Southwest Gas ratepayers have had enough as bills have skyrocketed over the past months as the cost of natural gas has gone up.

The discussion happened at a Senate Growth and Infrastructure Committee hearing. The bill is sponsored by Democratic Senator Skip Daly of Washoe County.

Opponents lined up to challenge not only the cost of the project, but also the need to replace pipes.

Christi Cabrera-Georgeson, deputy director of the Nevada Conservation League, reminded lawmakers that Southwest Gas has trumpeted its record as No. 1 in pipeline safety in other meetings at the Legislature this year.

Cabrera-Georgeson and others urged the state to think carefully before committing to an expensive project to continue using fossil fuels.

“We need to chart a path forward that doesn’t tie Nevadans to methane gas and these systems for decades to come,” said Tracy Byrd, who called from Las Vegas to express opposition.

Ernest Figueroa, a consumer advocate, said Southwest Gas rates went up 116% from April 2021 to this year — and gas bills will go up if the company starts replacing pipes. Figueroa testified that $3 billion is a conservative estimate for the project.

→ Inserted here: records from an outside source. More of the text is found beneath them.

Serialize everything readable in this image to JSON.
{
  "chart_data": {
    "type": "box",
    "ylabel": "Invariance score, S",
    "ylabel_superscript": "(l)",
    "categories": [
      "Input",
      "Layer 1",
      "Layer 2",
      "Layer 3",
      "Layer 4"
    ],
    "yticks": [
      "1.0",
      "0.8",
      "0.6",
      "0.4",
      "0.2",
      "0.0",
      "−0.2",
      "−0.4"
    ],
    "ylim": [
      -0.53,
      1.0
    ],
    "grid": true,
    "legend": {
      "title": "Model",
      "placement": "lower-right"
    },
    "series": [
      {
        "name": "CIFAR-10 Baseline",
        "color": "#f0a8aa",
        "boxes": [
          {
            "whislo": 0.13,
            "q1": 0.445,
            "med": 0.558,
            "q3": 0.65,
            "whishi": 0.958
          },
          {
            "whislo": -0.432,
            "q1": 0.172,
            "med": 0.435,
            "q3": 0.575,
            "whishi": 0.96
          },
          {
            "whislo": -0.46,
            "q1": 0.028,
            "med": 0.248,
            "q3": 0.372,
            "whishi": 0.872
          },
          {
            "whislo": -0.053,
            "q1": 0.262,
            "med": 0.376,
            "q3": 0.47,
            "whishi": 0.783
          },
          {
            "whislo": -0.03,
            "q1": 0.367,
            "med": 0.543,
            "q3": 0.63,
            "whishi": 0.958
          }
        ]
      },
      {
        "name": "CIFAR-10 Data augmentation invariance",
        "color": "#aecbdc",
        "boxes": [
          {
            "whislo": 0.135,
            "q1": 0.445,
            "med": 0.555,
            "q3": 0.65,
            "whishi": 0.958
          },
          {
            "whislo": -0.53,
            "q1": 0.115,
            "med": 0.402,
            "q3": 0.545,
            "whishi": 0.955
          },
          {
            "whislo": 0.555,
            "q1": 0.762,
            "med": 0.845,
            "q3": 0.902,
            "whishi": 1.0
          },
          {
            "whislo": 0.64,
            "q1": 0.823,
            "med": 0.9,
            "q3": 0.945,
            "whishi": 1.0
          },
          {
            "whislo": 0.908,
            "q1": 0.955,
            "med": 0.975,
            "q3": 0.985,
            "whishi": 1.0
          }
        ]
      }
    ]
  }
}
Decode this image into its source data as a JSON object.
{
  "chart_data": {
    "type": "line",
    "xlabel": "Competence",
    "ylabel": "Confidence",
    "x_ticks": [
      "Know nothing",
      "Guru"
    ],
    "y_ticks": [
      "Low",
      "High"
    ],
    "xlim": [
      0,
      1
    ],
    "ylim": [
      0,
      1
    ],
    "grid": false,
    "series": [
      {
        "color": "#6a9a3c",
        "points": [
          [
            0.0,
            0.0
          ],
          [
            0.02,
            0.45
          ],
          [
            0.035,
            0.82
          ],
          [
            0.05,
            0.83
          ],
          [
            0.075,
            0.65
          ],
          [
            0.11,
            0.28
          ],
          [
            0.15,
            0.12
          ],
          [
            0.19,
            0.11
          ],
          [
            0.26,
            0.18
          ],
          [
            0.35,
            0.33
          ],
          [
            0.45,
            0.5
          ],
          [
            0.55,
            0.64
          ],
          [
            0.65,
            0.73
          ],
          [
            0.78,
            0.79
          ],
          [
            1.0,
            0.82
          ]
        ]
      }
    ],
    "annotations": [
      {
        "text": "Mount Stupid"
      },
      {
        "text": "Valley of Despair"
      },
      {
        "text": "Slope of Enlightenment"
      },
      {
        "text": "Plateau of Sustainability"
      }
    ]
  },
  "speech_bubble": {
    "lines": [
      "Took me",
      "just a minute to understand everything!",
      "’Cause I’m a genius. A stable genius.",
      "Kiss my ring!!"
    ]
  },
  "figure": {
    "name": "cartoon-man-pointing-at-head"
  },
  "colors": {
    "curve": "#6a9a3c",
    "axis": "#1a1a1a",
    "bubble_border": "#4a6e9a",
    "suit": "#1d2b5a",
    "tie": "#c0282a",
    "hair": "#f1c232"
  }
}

Justin Brown of Southwest Gas said, “This legislation is necessary and also complementary to the existing regulatory process that we have in place and provides also the following benefits. It will enhance safety and reduce short-term risk by supporting an increased level of proactive replacement of specific pipe types that are known within the industry to present greater risk.”